Sin embargo, G. fue condenado a muerte. Era negro y eso, que ya en sí mismo era una carga pesadísima en aquella ciudad, fue definitivo para que un jurado declarase culpable de asesinato a G. y para que el juez le condesase a morir tumbado en una camilla. Alguien le inyectaría una mezcla de venenos y fármacos que le enviarían al infierno en pocos segundos. Porque era negro y ‘Sheila la Mofletes’ era blanca.

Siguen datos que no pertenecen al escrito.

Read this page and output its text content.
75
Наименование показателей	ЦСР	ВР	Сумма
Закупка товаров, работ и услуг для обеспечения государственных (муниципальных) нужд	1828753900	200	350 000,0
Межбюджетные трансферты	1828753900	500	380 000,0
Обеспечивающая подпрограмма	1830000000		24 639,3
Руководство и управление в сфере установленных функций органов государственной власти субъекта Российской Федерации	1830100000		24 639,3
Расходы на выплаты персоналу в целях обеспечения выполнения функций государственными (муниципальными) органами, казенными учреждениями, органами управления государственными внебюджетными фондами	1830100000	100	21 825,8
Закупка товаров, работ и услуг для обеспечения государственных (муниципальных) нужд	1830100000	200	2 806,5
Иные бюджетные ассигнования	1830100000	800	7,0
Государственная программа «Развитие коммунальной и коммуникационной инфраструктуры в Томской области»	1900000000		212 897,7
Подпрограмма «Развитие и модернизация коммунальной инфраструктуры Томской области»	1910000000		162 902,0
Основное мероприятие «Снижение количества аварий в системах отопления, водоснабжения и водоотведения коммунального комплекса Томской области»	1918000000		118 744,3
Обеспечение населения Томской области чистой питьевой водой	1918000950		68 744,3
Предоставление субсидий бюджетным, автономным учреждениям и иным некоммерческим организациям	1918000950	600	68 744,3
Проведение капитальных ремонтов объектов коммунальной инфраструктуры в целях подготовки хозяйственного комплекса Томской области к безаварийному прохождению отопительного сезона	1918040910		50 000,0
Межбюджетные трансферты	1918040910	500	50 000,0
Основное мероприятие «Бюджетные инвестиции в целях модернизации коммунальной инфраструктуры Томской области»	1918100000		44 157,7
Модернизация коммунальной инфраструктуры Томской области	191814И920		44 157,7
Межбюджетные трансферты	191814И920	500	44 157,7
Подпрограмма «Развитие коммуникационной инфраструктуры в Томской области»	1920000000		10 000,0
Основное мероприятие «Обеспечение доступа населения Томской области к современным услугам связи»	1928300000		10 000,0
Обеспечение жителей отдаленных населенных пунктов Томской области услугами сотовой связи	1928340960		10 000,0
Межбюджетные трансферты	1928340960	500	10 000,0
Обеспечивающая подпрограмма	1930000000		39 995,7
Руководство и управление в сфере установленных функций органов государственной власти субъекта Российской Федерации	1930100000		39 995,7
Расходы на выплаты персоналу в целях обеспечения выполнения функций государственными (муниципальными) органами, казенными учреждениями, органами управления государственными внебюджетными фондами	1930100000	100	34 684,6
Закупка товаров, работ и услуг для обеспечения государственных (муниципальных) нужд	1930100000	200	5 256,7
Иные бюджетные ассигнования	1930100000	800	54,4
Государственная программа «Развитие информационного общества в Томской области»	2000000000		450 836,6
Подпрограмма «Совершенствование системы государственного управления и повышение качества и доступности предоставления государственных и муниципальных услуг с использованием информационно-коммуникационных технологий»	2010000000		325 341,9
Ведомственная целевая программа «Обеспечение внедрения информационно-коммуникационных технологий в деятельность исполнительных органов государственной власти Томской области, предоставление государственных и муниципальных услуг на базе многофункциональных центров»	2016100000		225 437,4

Soy la única persona que intentó hacer algo por G. Tras la muerte de ‘Sheila la Mofletes’ se quedó solo. Ni amigos, ni familiares (tenía un par de primos que no se interesaron en absoluto), ni periodistas, ni voluntarios que quisieran jugar al Monopoly las tardes de los domingos. Nadie. Solo yo.
Cuando me decía que él no había matado a nadie le contestaba, con sinceridad, que le creía. Él no podía saber que era yo el que había matado a esa puta, y le encantaba saber que al menos una persona tomaba en serio su palabra.
Iba a morir en unas horas y nada estaba siendo como él había imaginado. Del mismo modo que cuando era joven imaginaba el encuentro con su novia después de unas semanas separados y todo era distinto y sin pizca de emoción o romanticismo, se iba a encontrar con la muerte y no podía sentir, ni siquiera, miedo. Todo lo que pasó durante las últimas horas lo conozco porque G. lo dejó grabado. Nada de bolígrafos o lápices que pudiera clavarse en el cuello o en un ojo o en un oído. El espectáculo no podía convertirse en un escándalo. Los malos, además, no tenemos derecho a morir si nos detienen. Solo es posible que nos maten para que la sociedad sienta que se hace justicia y que los peligros son menores. Le dejaron una grabadora a medio metro de la puerta de la celda y pudo grabar eso de las últimas horas anodinas y de la visita del cartero cualquier mañana de primavera.
Maté a esa puta porque no hubo más remedio. Dejé que se cargasen al negro porque no había más remedio. Ella me recordaba a mi madre. La misma mirada triste, idéntica forma de esbozar una sonrisa triste, esa canción tarareada una y otra vez. Quand il me prend dans ses bras, Il me parle tout bas, Je vois la vie en rose... Si él no moría tenía que confesar yo. No había más remedio y debían morir.